Na verdade, consta que Sintatra não gostava muito da música. Sempre disse que não era autobiográfica: “Não foi escrita pra mim (na verdade, como Anka disse, foi escrita pensando em Sinatra, mesmo)… As considerações, são do letrista, não minhas” 

Essa tornou-se a canção de assinatura de Frank Sinatra, mas não gostava muito dela. Já disse, em alguns shows, meio brincando, meio sério, que “detestava essa música” . Em seus últimos anos, ele descreveu a música como “um sucesso pop de Paul Anka que se tornou uma espécie de hino nacional“. Em uma entrevista de 2000 com o show da BBC Hardtalk, a filha de Sinatra, Tina, disse: Ele sempre pensou que a canção era egoísta e auto-indulgente. Ele não gostou. Essa música ficou presa a ele, que não conseguiu livrar-se dela (That song stuck and he couldn’t get it off his shoe.)

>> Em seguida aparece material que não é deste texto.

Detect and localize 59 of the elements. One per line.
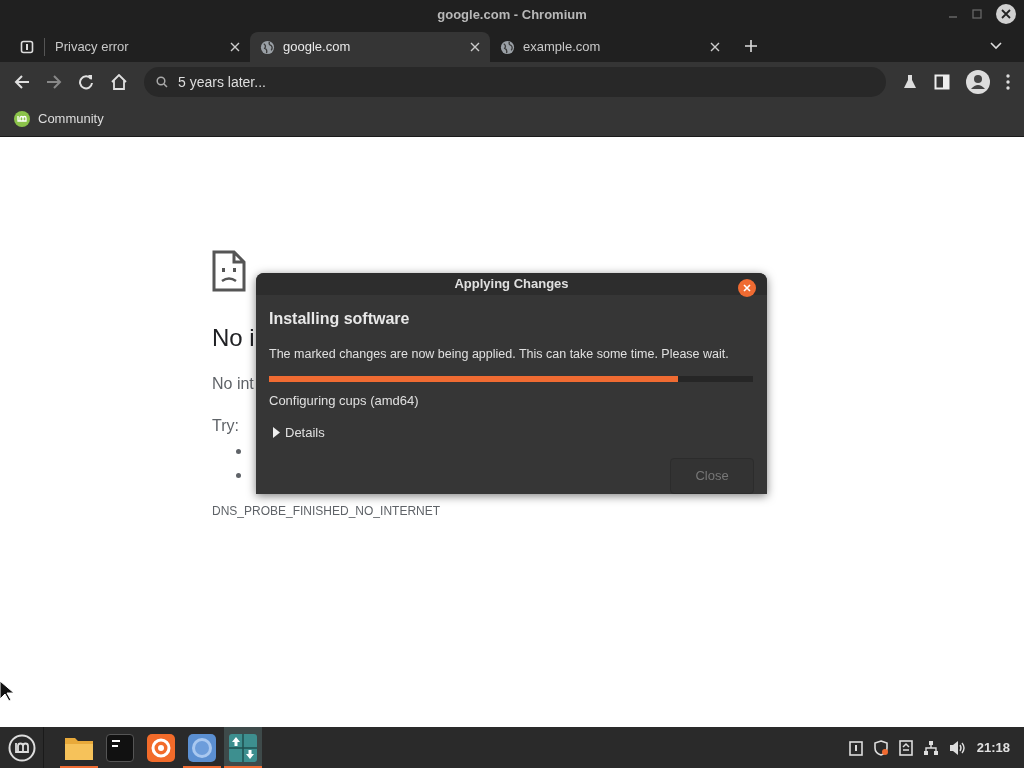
taskbar-app-button[interactable]	[224, 727, 262, 768]
maximize-icon[interactable]	[972, 9, 982, 19]
sad-page-icon	[212, 250, 246, 292]
new-tab-icon[interactable]	[744, 39, 758, 53]
shield-icon[interactable]	[872, 739, 889, 756]
update-icon[interactable]	[898, 739, 913, 756]
close-button[interactable]	[996, 4, 1016, 24]
search-icon	[156, 76, 168, 88]
dialog-title: Applying Changes	[454, 275, 569, 294]
forward-icon[interactable]	[46, 74, 62, 90]
mint-logo-icon	[14, 111, 30, 127]
try-label: Try:	[212, 416, 239, 436]
tab-page-icon	[20, 40, 34, 54]
bullet-icon	[236, 448, 241, 454]
chevron-down-icon[interactable]	[990, 42, 1002, 50]
browser-tab[interactable]: example.com	[490, 32, 730, 62]
reload-icon[interactable]	[78, 74, 94, 90]
details-expander[interactable]: Details	[273, 422, 325, 442]
tab-title: Privacy error	[55, 38, 130, 57]
flask-icon[interactable]	[902, 74, 918, 90]
profile-icon[interactable]	[966, 70, 990, 94]
update-manager-icon	[229, 733, 257, 762]
expander-arrow-icon	[273, 426, 280, 438]
clipboard-icon[interactable]	[848, 739, 863, 756]
error-code: DNS_PROBE_FINISHED_NO_INTERNET	[212, 503, 441, 520]
dialog-heading: Installing software	[269, 309, 411, 330]
tab-title: example.com	[523, 38, 602, 57]
close-icon[interactable]	[230, 42, 240, 52]
globe-icon	[260, 39, 275, 55]
close-icon[interactable]	[470, 42, 480, 52]
dialog-close-button[interactable]	[738, 279, 756, 297]
bookmark-label: Community	[38, 110, 104, 129]
browser-tab[interactable]: Privacy error	[10, 32, 250, 62]
address-bar[interactable]: 5 years later...	[144, 67, 886, 97]
home-icon[interactable]	[110, 74, 128, 90]
dialog-message: The marked changes are now being applied. This can take some time. Please wait.	[269, 346, 730, 364]
window-title: google.com - Chromium	[437, 6, 587, 25]
bookmark[interactable]: Community	[14, 109, 104, 129]
mint-logo-icon	[7, 733, 36, 762]
close-icon	[743, 284, 751, 292]
close-icon	[1001, 9, 1011, 19]
error-heading: No i	[212, 323, 255, 353]
browser-tab[interactable]: google.com	[250, 32, 490, 62]
address-text: 5 years later...	[178, 72, 266, 92]
terminal-icon	[106, 733, 134, 762]
volume-icon[interactable]	[948, 739, 967, 756]
clock[interactable]: 21:18	[976, 737, 1010, 758]
network-icon[interactable]	[922, 739, 939, 756]
back-icon[interactable]	[14, 74, 30, 90]
error-message: No int	[212, 374, 254, 394]
bullet-icon	[236, 472, 241, 478]
close-icon[interactable]	[710, 42, 720, 52]
tab-title: google.com	[283, 38, 352, 57]
side-panel-icon[interactable]	[934, 74, 950, 90]
menu-icon[interactable]	[1006, 74, 1010, 90]
browser-icon	[147, 733, 175, 762]
globe-icon	[500, 39, 515, 55]
browser-icon	[188, 733, 216, 762]
status-text: Configuring cups (amd64)	[269, 392, 420, 410]
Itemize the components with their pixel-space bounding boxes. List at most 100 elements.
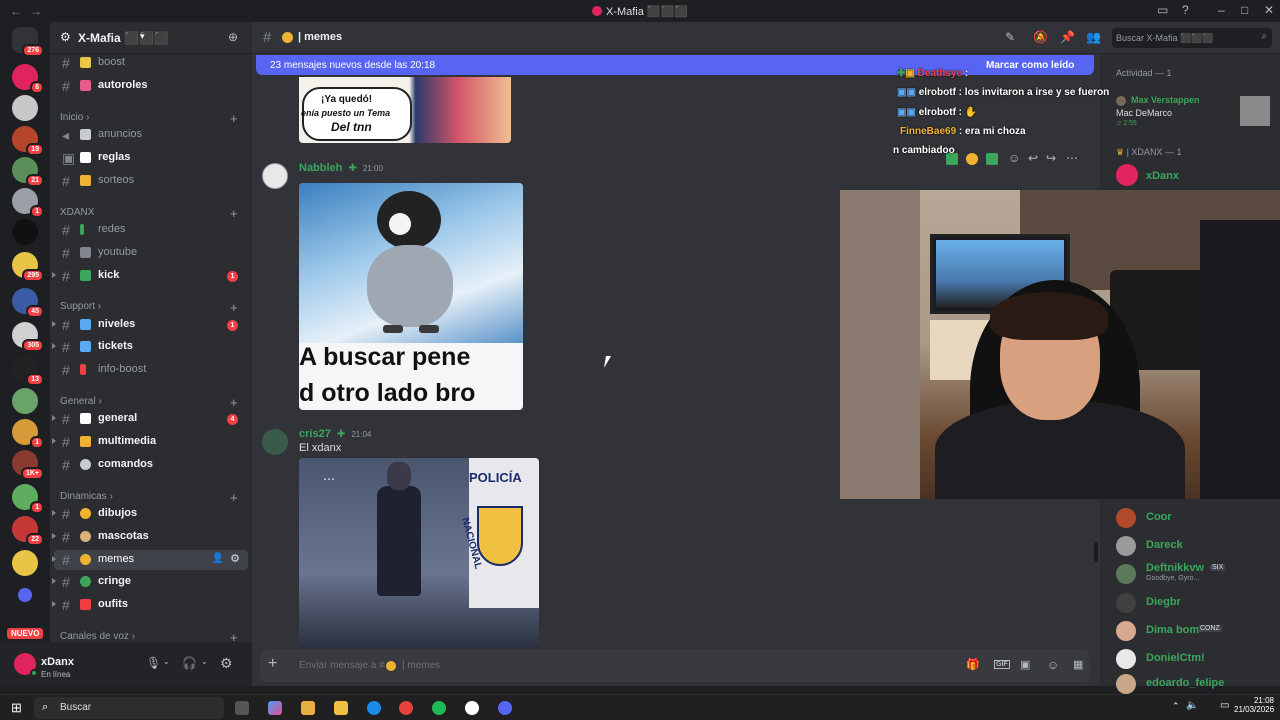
channel-general[interactable]: # general 4 (52, 409, 248, 429)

Nos anos 70, conforme relata Renzo Mora no livro que escreveu sobre Sinatra, que ele apontou as razões pelas quais não gostava de “My Way”:

“Eu sei que é um grande sucesso, e eu adoro ter grandes sucessos, mas cada vez que tenho de cantar essa música eu ranjo os dentes, porque, não importa a imagem que tenham de mim, eu odeio me gabar em cima dos outros. Eu odeio falta de modéstia, e é assim que eu me sinto com essa música”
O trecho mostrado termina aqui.